Studies are also showing the types AOD problems in this age demographic are changing. “The TEDS (Treatment Episode Data Set) Report” by SAMSHA cites data from 1992 till 2008 to show that the patterns for those 50 years of age and over are changing in regards to substance abuse in the United States.  For those 50 years of age and over admissions had risen from 6.6 percent in 1992 to 12.2 percent in 2008.  Admissions for alcohol dropped from 84.6 percent in 1992 to 59.9 percent in 2008.  Heroine use went from 7.2 percent in 1992 to 16 percent in 2008.  Poly substance use increased from 13.7 percent in 1992 to 39.7 percent by 2008.

The TEDS Report” goes on to say that the number of admissions that presented as beginning their abuse in the past five years was fairly constant, going from 3.2 to 3.8 percent from 1992 to 2008.  What did change was the drug of abuse for this group.  In 1992 alcohol was at 42.9 percent, in 2008 it dropped to 9.9 percent.  Methamphetamines rose from 1.3 to 8.6 percent in the time period.  Also prescription medication abuse went from 5.4 percent in 1992 to 25.8 percent in 2008.
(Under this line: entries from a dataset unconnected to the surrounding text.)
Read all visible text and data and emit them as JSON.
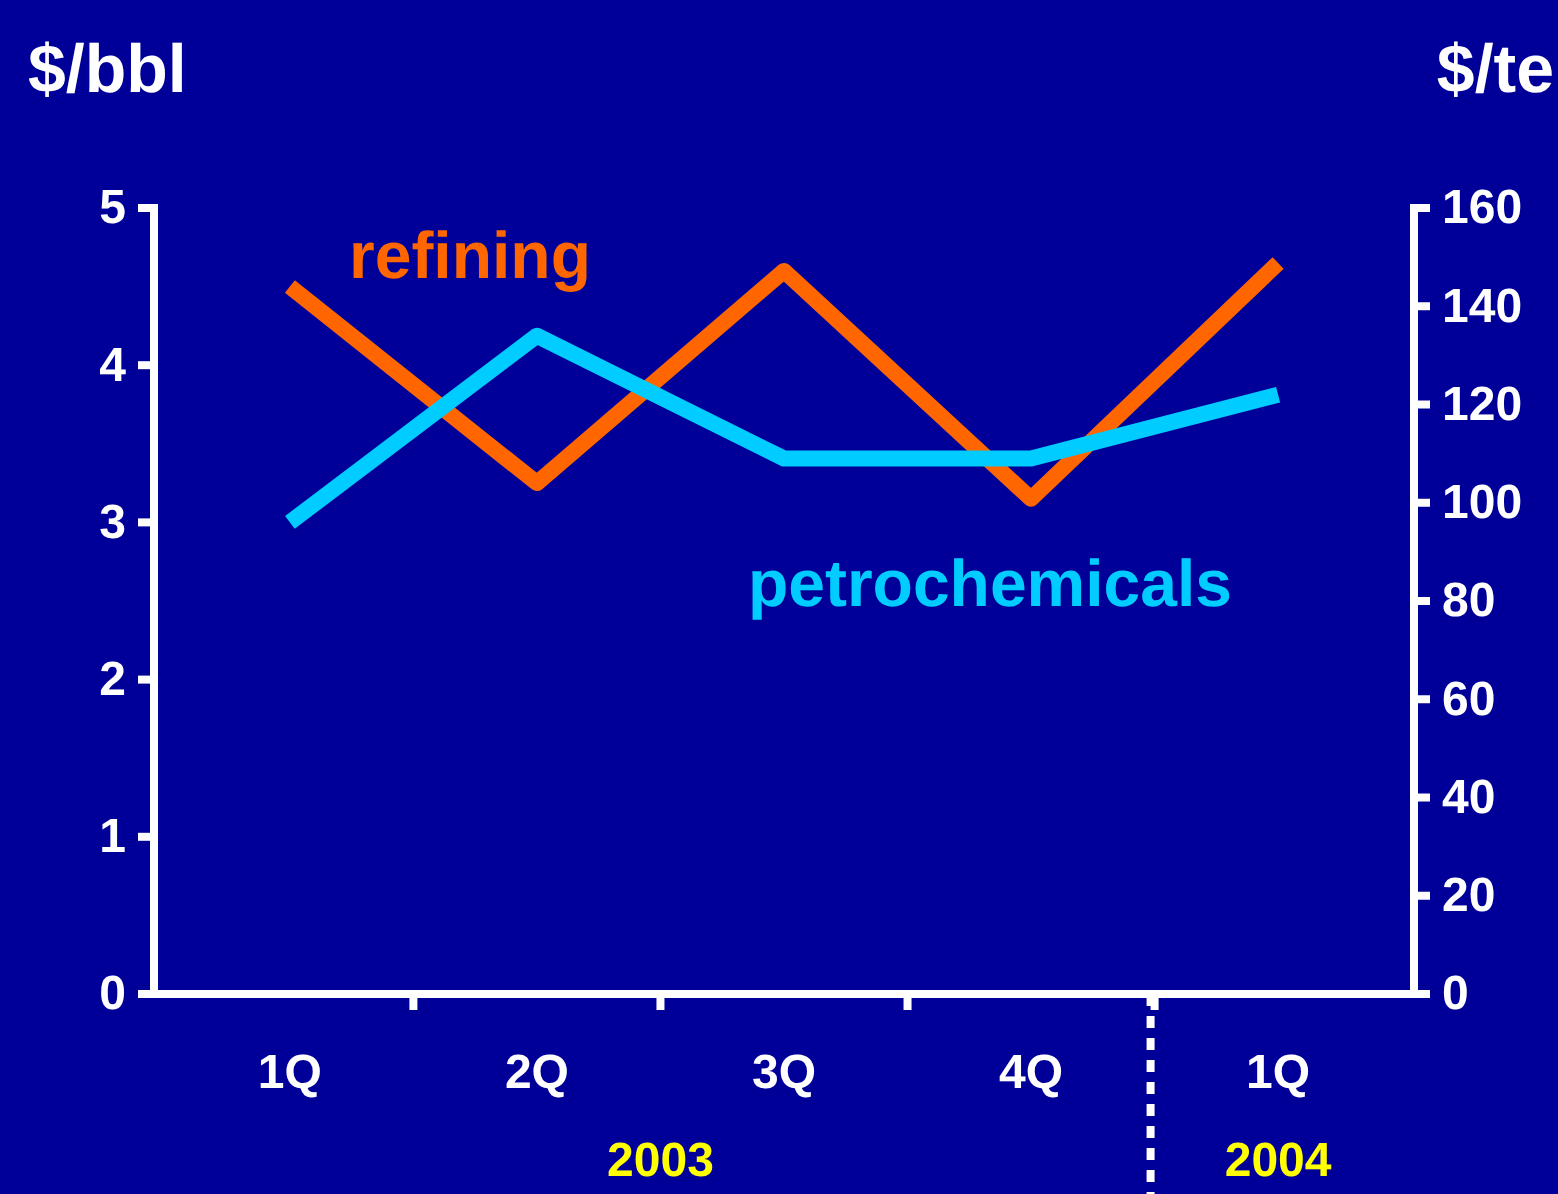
{
  "chart_data": {
    "type": "line",
    "ylabel": "$/bbl",
    "y2label": "$/te",
    "categories": [
      "1Q",
      "2Q",
      "3Q",
      "4Q",
      "1Q"
    ],
    "series": [
      {
        "name": "refining",
        "color": "#ff6600",
        "values": [
          4.5,
          3.25,
          4.6,
          3.15,
          4.65
        ]
      },
      {
        "name": "petrochemicals",
        "color": "#00ccff",
        "axis": "y2",
        "values": [
          96,
          134,
          109,
          109,
          122
        ]
      }
    ],
    "ylim": [
      0,
      5
    ],
    "yticks": [
      0,
      1,
      2,
      3,
      4,
      5
    ],
    "y2lim": [
      0,
      160
    ],
    "y2ticks": [
      0,
      20,
      40,
      60,
      80,
      100,
      120,
      140,
      160
    ],
    "annotations": [
      "2003",
      "2004"
    ],
    "grid": false,
    "marker": "none",
    "line_style": "solid"
  }
}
There are a number of factors to consider when you look at drug abuse and why it is happening in the elderly.  Some have been abusers all their lives and they take this problem into their later years.  This is evidenced by the “The TEDS Report” data that just fewer than four percent began use in the last five years of their lives.  Other factors that often accompany aging also may play a role.  In their article “Elderly Alcohol and Substance Abuse” OASAS gives us insight into some risk factors in this population.  The reasons OASAS reports for the “late onset” of alcohol abuse are major life changes.  One big change is retirement.  Losing a loved one, perhaps a partner, a close friend, or even a beloved pet could have a tremendous impact.  Family conflict is also cited as a concern.  Health concerns and the challenges that they can present also create risk factors.  Nora Volkow, the director of The National Institute on Drugs and Alcohol (NIDA) writes in her article “Prescription Drugs, Abuse and Addiction” that the elderly are prescribed more medication than the younger population, leaving them at risk for abuse from the medication.

The evidence is clear and demonstrates substance abuse in the elderly warrants serious concern.  Further research in this area could be instrumental.  For example, finding information about gender, cultural, and class differences and how they impact the demographic of seniors who abuse drugs proved unsuccessful in researching this blog.  The impacts to individuals, families, health care, and the communities as a whole are all areas that will undoubtedly be touched by this epidemic.  We could all benefit, and perhaps help our elders, by raising our awareness to this “hidden national epidemic.”